The gluten sensitive enteropathy is characterized by inflammation of the gut with or without structural damage. The structural damage may result in flattened villi, crypt proliferation and lymphocyte proliferation of the gut epithelium. As such the gold standard for diagnosis is a duodenal biopsy.

However, the serological test, tissue transglutaminase (tTG), is making diagnosis more accessible for hospitals and especially GPs. GPs can play an important role in diagnosing coeliac disease. Research has shown that when a GP suspected coeliac disease, the condition was 9 times more common (Collins et al, 2002) and that serological testing by GPs has resulted in a considerable increase in diagnosis rates in the Northern Ireland (Dickey et al, 2005).

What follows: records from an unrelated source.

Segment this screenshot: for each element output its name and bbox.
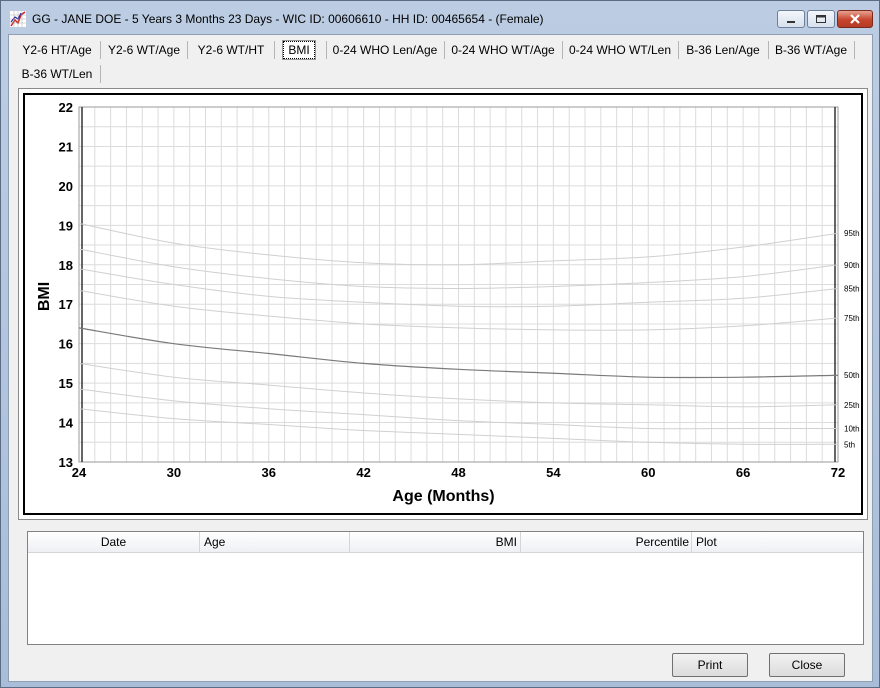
close-icon xyxy=(850,14,860,24)
maximize-icon xyxy=(816,15,826,23)
column-header-plot[interactable]: Plot xyxy=(692,532,863,552)
y-tick-label: 22 xyxy=(59,100,73,115)
percentile-label-75th: 75th xyxy=(844,314,860,323)
y-tick-label: 20 xyxy=(59,179,73,194)
percentile-label-90th: 90th xyxy=(844,261,860,270)
y-axis-title: BMI xyxy=(36,282,53,311)
tab-b-36-len-age[interactable]: B-36 Len/Age xyxy=(681,39,765,61)
y-tick-label: 17 xyxy=(59,297,73,312)
tab-0-24-who-wt-age[interactable]: 0-24 WHO WT/Age xyxy=(447,39,559,61)
close-window-button[interactable] xyxy=(837,10,873,28)
column-header-bmi[interactable]: BMI xyxy=(350,532,521,552)
x-tick-label: 54 xyxy=(546,465,561,480)
chart-frame: 95th 90th 85th 75th 50th 25th 10th 5th 24 30 36 42 4… xyxy=(18,88,868,520)
tab-bmi[interactable]: BMI xyxy=(277,39,321,61)
minimize-icon xyxy=(787,21,795,23)
column-header-date[interactable]: Date xyxy=(28,532,200,552)
close-button[interactable]: Close xyxy=(769,653,845,677)
x-tick-label: 24 xyxy=(72,465,87,480)
app-icon xyxy=(10,11,26,27)
maximize-button[interactable] xyxy=(807,10,835,28)
x-tick-label: 36 xyxy=(262,465,276,480)
print-button[interactable]: Print xyxy=(672,653,748,677)
percentile-label-50th: 50th xyxy=(844,371,860,380)
y-tick-label: 15 xyxy=(59,376,73,391)
tab-0-24-who-len-age[interactable]: 0-24 WHO Len/Age xyxy=(329,39,441,61)
y-tick-label: 21 xyxy=(59,139,73,154)
title-bar[interactable]: GG - JANE DOE - 5 Years 3 Months 23 Days… xyxy=(1,1,879,35)
chart-tabs: Y2-6 HT/Age Y2-6 WT/Age Y2-6 WT/HT BMI 0… xyxy=(9,35,872,85)
x-axis-title: Age (Months) xyxy=(392,488,494,505)
x-tick-label: 30 xyxy=(167,465,181,480)
app-window: GG - JANE DOE - 5 Years 3 Months 23 Days… xyxy=(0,0,880,688)
x-tick-label: 42 xyxy=(356,465,370,480)
x-tick-label: 66 xyxy=(736,465,750,480)
percentile-label-5th: 5th xyxy=(844,440,855,449)
minimize-button[interactable] xyxy=(777,10,805,28)
measurements-table: Date Age BMI Percentile Plot xyxy=(27,531,864,645)
y-tick-label: 19 xyxy=(59,218,73,233)
tab-y2-6-wt-age[interactable]: Y2-6 WT/Age xyxy=(104,39,184,61)
table-header: Date Age BMI Percentile Plot xyxy=(28,532,863,553)
main-panel: Y2-6 HT/Age Y2-6 WT/Age Y2-6 WT/HT BMI 0… xyxy=(8,34,873,682)
bmi-growth-chart: 95th 90th 85th 75th 50th 25th 10th 5th 24 30 36 42 4… xyxy=(36,100,860,505)
chart-area: 95th 90th 85th 75th 50th 25th 10th 5th 24 30 36 42 4… xyxy=(23,93,863,515)
column-header-age[interactable]: Age xyxy=(200,532,350,552)
window-title: GG - JANE DOE - 5 Years 3 Months 23 Days… xyxy=(32,12,544,26)
percentile-label-10th: 10th xyxy=(844,424,860,433)
tab-0-24-who-wt-len[interactable]: 0-24 WHO WT/Len xyxy=(565,39,675,61)
y-tick-label: 16 xyxy=(59,337,73,352)
tab-y2-6-ht-age[interactable]: Y2-6 HT/Age xyxy=(17,39,97,61)
y-tick-label: 14 xyxy=(59,416,74,431)
tab-b-36-wt-len[interactable]: B-36 WT/Len xyxy=(17,63,97,85)
tab-y2-6-wt-ht[interactable]: Y2-6 WT/HT xyxy=(191,39,271,61)
x-tick-label: 60 xyxy=(641,465,655,480)
percentile-label-85th: 85th xyxy=(844,284,860,293)
tab-b-36-wt-age[interactable]: B-36 WT/Age xyxy=(771,39,851,61)
percentile-label-25th: 25th xyxy=(844,401,860,410)
y-tick-label: 18 xyxy=(59,258,73,273)
x-tick-label: 48 xyxy=(451,465,465,480)
x-tick-label: 72 xyxy=(831,465,845,480)
column-header-percentile[interactable]: Percentile xyxy=(521,532,692,552)
y-tick-label: 13 xyxy=(59,455,73,470)
percentile-label-95th: 95th xyxy=(844,229,860,238)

The difficulty lies in the choice of further serological tests, should the tTG result come back equivocal. The NICE guidelines recommend the following serology be requested in the following sequence depending on results:

  • Use IgA tissue transglutaminase (tTGA) as the first choice test
  • Use IgA endomysial antibodies (EMA) testing if the result of the tTGA test is equivocal
  • Check for IgA deficiency if the serology is negative
  • use IgG tTGA and/or IgG EMA serological tests for people with confirmed IgA deficiency

As with any serological test, they need to be done in the light of a thorough medical history including family history as this is a genetically pre-disposed disease. Health professionals must inform clients (and their parents or carers, as appropriate) that testing for coeliac disease is only accurate if the client remains on a gluten containing diet prior and during the testing process. Clients should not start a gluten-free diet until a diagnosis of coeliac disease has been confirmed.

CREST (Clinical Resource and Efficiency Support Team) of Northern Ireland produced, in May 2006, guidelines for the diagnosis and management of Coeliac disease in adults. These guidelines outline a diagnostic algorithm for the serological testing of coeliac disease which should be of great benefit using serological tests/biopsies for diagnosis.

The more recent NICE Guidelines on Coeliac Disease Recognition and assessment of coeliac disease also provide a care pathway which outlines a diagnostic algorithm.